In Borth wird unter Tage immer noch Salz abgebaut. NN-Archivfoto: SP
30. September 2025 · Niederrhein

Breites Bündnis klagt gegen Ausweitung des Salzabbaus am Niederrhein

Das Bündnis setzt sich für einen auch zukünftig lebenswerten Niederrhein ein / Podiumsveranstaltung am 1. Oktober

KREIS WESEL. Gegen die Genehmigung der Bezirksregierung Arnsberg, den Abbau von Steinsalz am Niederrhein auszuweiten, wird von zahlreichen Klägern vor dem Oberverwaltungsgericht (OVG) in Münster geklagt. Betroffen ist das Steinsalzbergwerk Borth des Unternehmens K+S – das letzte aktive Salzbergwerk in Nordrhein-Westfalen. Die Kläger sprechen von einer „unverantwortlichen Genehmigung“, die den Niederrhein auf viele Jahrzehnte gefährde. Gefordert werden wissenschaftlich belastbare Gutachten und scharfe, umfassende Auflagen sowie – an den Gesetzgeber gerichtet – die längst überfällige Reform des Bundesberggesetzes, das Menschen, Umwelt, Infrastruktur und Eigentum derzeit unzureichend schützt.

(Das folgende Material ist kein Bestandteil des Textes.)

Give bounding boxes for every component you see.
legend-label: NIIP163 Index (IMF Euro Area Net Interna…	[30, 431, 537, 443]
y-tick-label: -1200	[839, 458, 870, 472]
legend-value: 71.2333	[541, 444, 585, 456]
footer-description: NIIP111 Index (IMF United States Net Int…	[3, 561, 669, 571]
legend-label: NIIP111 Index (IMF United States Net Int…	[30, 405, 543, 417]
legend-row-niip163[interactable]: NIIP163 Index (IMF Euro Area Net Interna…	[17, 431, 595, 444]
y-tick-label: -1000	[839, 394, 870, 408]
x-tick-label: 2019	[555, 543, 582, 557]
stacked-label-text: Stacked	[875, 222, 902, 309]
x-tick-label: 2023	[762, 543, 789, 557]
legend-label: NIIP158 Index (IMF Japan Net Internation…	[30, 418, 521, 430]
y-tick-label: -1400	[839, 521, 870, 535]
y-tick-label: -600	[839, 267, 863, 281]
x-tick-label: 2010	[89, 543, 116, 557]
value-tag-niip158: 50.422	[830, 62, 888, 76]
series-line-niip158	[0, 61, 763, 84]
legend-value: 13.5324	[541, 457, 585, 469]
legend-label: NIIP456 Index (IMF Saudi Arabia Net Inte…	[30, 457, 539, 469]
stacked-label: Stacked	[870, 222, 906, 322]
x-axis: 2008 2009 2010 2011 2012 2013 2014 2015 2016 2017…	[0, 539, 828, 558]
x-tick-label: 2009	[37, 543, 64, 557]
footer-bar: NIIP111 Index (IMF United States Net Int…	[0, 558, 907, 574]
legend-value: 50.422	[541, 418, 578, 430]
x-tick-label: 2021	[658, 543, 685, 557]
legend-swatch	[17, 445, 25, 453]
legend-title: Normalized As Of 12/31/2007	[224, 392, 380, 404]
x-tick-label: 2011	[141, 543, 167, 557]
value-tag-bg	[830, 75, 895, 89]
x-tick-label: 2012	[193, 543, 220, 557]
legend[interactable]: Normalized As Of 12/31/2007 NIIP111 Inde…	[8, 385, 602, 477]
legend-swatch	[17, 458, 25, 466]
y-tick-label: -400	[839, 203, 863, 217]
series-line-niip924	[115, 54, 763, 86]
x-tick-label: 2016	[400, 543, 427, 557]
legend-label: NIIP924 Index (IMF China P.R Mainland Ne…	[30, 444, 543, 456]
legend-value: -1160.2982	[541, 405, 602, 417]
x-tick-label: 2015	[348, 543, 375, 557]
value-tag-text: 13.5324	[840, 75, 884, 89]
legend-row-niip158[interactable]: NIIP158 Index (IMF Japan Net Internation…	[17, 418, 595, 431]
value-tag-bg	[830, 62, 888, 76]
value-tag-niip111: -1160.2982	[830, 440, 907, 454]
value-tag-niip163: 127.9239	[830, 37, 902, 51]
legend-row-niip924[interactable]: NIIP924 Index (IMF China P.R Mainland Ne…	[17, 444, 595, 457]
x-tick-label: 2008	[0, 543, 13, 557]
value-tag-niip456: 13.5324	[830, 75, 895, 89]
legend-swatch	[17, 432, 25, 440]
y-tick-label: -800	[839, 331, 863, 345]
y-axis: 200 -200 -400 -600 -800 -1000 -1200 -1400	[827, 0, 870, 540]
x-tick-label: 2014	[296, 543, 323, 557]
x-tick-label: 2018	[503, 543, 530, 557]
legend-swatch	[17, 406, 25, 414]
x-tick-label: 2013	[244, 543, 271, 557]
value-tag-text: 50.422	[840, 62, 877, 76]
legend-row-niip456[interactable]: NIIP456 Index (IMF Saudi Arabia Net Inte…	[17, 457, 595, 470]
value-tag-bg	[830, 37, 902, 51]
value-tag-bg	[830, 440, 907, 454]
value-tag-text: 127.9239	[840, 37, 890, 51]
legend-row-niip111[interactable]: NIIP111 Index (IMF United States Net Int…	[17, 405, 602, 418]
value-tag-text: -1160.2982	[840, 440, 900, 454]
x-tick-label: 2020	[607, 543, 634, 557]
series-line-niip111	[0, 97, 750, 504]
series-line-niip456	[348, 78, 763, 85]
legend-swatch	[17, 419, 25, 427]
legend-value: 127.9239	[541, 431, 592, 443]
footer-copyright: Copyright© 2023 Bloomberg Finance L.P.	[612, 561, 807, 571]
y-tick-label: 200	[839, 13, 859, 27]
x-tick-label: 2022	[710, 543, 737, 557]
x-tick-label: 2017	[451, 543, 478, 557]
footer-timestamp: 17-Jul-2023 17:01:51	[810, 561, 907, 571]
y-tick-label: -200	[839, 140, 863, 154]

Insgesamt 14 Kläger haben Klage gegen den Planfeststellungsbeschluss eingereicht, mit dem die Bezirksregierung Arnsberg – trotz massiven Protests – am 9. April 2025 dem Bergbaukonzern K+S den Rahmenbetriebsplan zur Erweiterung der Abbauflächen ohne nachhaltige Auflagen genehmigte. Das Bergbauunternehmen K+S betreibt das Steinsalzbergwerk Borth am Niederrhein. Dort wird seit 100 Jahren Salz abgebaut.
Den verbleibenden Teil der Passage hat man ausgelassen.